Youth defender advocates for court discretion in juvenile cases

2 weeks ago 13

Juvenile Justice

Juveniles hold their hands behind their backs as they walk through the Clark County Juvenile Detention Center on Wednesday, May 25, 2011. Photo by Steve Marcus

By (contact)

Katherine Maher, a youth defender with the Washoe County public defender’s office, on Tuesday presented two hypothetical cases to the Assembly Committee on Judiciary.

In one, a minor gets into a fight at school and is charged with misdemeanor battery.

In the other, the same events transpire, but the minor is charged with challenging someone to fight, a more serious gross misdemeanor under current state law.

Nevada juvenile court judges can reduce the first student’s case to “informal supervision,” potentially referring them to anger management or counseling. But even if the court wanted to do the same for the second student, it wouldn’t be possible without approval of the local district attorney.

Legislation before the committee — Assembly Bill 88 — would allow juvenile courts the sole discretion as to who gets informal supervision.

“We feel this is the proper separation of powers, allowing the court to dispose of a case as it deems appropriate,” Maher said.

Along with the judge and district attorney, the child’s probation officer also has to recommend a minor be put under informal probation.

While Tuesday’s discussion was hypothetical, the issue was all too real for minors caught with marijuana pens just a few years ago.

At the time, they were being charged with felony possession of a controlled substance, Maher said.
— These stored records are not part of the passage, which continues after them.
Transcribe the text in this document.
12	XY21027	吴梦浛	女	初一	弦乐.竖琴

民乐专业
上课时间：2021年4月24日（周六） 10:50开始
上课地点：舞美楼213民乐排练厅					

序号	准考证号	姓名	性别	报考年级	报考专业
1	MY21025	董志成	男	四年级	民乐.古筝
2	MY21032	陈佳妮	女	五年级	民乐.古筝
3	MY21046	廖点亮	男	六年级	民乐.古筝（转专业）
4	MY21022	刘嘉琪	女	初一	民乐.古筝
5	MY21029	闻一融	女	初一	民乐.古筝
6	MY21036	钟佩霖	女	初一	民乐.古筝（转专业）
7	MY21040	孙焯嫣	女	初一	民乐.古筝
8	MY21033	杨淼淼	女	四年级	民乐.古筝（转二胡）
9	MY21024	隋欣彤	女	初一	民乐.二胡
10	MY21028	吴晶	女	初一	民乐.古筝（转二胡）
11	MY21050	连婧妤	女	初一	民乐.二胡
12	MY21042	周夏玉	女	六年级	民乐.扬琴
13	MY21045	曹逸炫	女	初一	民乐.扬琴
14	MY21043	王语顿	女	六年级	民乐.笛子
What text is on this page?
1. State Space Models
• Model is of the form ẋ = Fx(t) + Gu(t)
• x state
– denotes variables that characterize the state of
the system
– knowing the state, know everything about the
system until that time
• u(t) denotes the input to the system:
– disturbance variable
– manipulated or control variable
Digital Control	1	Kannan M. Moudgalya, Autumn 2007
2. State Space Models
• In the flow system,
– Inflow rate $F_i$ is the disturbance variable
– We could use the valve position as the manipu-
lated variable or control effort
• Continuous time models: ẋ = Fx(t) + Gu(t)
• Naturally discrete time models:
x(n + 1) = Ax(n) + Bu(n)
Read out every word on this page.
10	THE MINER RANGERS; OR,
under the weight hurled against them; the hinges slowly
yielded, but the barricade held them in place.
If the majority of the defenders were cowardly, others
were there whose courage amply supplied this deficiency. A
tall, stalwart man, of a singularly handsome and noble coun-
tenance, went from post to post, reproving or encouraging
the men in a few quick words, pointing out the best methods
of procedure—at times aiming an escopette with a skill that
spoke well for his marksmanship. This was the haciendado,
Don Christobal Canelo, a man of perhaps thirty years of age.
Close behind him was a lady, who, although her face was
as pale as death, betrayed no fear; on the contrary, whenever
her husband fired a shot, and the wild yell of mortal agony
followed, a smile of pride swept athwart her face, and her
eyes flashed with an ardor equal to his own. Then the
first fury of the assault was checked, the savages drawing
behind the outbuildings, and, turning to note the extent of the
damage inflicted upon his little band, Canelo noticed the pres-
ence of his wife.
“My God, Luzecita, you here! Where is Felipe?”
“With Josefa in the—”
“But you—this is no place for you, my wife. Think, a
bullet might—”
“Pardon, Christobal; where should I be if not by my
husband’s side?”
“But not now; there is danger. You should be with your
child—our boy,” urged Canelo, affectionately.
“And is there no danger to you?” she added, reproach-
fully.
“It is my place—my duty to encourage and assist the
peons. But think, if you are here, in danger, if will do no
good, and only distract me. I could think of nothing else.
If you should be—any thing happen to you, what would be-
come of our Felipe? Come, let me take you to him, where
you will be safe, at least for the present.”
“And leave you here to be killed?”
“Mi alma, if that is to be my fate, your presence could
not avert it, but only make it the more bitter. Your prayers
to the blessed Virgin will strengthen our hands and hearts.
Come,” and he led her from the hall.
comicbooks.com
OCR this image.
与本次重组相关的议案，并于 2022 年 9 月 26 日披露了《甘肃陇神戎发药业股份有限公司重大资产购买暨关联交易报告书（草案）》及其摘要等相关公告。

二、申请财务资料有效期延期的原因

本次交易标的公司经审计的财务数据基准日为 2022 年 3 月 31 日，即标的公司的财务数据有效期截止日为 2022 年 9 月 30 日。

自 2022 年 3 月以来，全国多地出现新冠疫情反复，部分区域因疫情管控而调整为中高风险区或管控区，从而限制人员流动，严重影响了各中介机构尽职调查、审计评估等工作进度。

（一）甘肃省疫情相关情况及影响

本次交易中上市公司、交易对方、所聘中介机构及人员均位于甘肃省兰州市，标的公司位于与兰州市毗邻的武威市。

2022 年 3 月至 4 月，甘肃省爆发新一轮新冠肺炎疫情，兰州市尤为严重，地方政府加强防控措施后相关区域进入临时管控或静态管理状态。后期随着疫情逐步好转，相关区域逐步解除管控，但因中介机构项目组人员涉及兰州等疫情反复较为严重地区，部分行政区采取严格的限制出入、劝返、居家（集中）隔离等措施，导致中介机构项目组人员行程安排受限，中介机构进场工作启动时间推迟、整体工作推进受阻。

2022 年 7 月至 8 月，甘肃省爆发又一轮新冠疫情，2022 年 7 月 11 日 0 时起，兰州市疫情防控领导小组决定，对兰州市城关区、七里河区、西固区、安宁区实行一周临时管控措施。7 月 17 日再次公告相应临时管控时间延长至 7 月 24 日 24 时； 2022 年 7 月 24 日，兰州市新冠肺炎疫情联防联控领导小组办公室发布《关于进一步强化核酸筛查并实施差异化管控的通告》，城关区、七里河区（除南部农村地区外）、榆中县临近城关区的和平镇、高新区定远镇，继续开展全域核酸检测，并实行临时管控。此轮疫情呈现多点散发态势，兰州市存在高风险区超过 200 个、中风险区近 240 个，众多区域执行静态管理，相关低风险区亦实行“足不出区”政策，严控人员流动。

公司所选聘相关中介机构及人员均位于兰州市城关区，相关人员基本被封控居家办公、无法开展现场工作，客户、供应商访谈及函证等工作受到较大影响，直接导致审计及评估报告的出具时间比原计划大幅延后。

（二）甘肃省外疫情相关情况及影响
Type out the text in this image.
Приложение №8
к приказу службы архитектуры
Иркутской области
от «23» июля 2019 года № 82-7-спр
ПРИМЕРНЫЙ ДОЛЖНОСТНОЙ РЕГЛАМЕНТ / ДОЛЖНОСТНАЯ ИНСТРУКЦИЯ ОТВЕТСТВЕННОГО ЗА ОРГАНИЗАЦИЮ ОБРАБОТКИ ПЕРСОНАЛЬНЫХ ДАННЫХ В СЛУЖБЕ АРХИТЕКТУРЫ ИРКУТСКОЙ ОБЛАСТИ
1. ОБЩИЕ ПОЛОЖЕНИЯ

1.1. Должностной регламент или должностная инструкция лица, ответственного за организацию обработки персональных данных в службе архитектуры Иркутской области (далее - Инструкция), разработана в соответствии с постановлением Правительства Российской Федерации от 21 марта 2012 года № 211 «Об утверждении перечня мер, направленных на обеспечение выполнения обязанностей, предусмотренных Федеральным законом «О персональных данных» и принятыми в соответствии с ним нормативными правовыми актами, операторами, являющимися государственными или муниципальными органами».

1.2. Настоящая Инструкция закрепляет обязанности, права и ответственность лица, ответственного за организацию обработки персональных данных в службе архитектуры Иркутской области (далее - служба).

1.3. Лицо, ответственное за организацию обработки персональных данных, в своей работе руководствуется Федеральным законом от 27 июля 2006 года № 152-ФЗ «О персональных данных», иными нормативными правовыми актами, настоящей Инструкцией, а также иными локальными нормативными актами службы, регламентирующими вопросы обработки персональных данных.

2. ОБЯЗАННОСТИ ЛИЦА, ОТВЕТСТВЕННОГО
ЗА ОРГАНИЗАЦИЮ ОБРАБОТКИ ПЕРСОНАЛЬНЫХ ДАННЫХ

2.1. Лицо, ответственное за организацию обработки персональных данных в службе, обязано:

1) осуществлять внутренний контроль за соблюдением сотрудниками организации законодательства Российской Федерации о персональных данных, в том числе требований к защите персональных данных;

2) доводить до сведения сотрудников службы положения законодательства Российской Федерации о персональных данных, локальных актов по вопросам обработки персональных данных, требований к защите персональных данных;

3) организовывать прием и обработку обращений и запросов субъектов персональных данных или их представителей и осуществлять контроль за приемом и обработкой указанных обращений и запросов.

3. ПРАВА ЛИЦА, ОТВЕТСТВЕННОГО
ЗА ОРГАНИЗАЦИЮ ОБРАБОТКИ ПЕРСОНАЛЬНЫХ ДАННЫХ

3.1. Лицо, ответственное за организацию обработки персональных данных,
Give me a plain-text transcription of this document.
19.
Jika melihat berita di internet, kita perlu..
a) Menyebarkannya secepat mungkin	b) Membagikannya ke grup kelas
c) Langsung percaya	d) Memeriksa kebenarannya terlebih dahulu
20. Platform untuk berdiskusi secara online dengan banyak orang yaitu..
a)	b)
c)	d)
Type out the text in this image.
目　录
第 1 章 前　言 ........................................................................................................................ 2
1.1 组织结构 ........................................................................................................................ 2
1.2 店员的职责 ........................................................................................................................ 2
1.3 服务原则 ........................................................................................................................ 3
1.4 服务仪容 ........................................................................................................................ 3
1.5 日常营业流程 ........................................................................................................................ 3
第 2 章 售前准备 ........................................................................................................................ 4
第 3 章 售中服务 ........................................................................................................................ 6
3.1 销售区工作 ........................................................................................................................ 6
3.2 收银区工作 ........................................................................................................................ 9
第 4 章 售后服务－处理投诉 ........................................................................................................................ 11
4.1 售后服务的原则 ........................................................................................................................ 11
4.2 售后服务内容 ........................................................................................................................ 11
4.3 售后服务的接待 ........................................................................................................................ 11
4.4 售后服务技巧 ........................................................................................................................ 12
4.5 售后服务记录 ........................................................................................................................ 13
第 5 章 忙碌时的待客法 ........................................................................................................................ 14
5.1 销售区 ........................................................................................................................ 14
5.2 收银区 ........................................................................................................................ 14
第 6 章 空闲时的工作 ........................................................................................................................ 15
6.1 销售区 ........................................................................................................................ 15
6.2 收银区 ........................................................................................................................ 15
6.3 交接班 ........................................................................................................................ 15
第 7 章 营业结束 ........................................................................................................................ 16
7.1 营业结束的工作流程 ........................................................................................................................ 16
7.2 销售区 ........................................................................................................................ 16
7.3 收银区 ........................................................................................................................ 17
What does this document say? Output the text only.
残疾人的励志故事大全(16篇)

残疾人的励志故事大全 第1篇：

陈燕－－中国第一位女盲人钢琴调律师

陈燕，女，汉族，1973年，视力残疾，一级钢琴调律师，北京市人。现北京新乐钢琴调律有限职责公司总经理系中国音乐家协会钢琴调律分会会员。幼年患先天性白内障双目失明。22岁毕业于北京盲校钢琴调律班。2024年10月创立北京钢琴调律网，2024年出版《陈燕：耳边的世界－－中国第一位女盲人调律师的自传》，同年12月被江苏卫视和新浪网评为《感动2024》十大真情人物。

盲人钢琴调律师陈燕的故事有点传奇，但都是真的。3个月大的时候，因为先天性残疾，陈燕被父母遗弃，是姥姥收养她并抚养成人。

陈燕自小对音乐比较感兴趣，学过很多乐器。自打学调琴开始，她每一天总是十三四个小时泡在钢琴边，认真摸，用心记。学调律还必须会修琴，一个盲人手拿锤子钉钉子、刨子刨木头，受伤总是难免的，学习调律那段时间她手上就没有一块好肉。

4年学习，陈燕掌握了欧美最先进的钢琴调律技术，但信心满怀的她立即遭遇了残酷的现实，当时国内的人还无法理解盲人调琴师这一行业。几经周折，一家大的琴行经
The result was a “pretty invasive level of intervention” for young people who may have not had any other criminal history, she said.

They were subject to random urine tests and searches of their home.

“That was in part just due to the state’s policy at the time,” Maher said.

In some cases, Juvenile Justice Services recommended the cases be handled informally, but the judge did not have the discretion to do so, Maher said.

Maher said the state’s policy had since changed, but the situation demonstrated the “imbalance” with the way the law is written.

Assemblymember Thaddeus “Toby” Yurek, R-Henderson, said he was surprised that the public defender’s office would advocate for a program that requires minors to admit to their crimes before they can go through the informal process.

He questioned whether a young person may be motivated to admit to a crime, even with little evidence against them, to get into the program. “Are you really OK with that?” he asked.

Maher said if a minor expressed discomfort or said they wanted to speak with a lawyer, Juvenile Justice Services would refer the petition to the public defender’s office.

Informal supervision would also be used for a limited set of cases, she said.

“Juvenile Services is generally not recommending informal handling for a youth that’s exhibiting very high-risk behavior, violent offenses. And even if that were recommended, we have the safeguard of the judge,” Maher said.

Another bill the committee discussed, but also took no action on, would limit strip searches for children “except under extraordinary circumstances.”

Some legislators took issue with the lack of specificity as to the definition of “extraordinary.”

Assemblymember Cecelia Gonzalez, D-Las Vegas, who presented the bill, said she would “definitely take that into consideration.”

The legislation would require two officials to be present during a strip search and that one would have to submit a report on the search within 72 hours.

“Most (state facilities), if not all, have policies in place, but I think this bill ensures that there’s consistency … and limits what, when and how searches are undertaken,” said Jennifer Fraser, chief deputy public defender in Clark County’s Juvenile Division.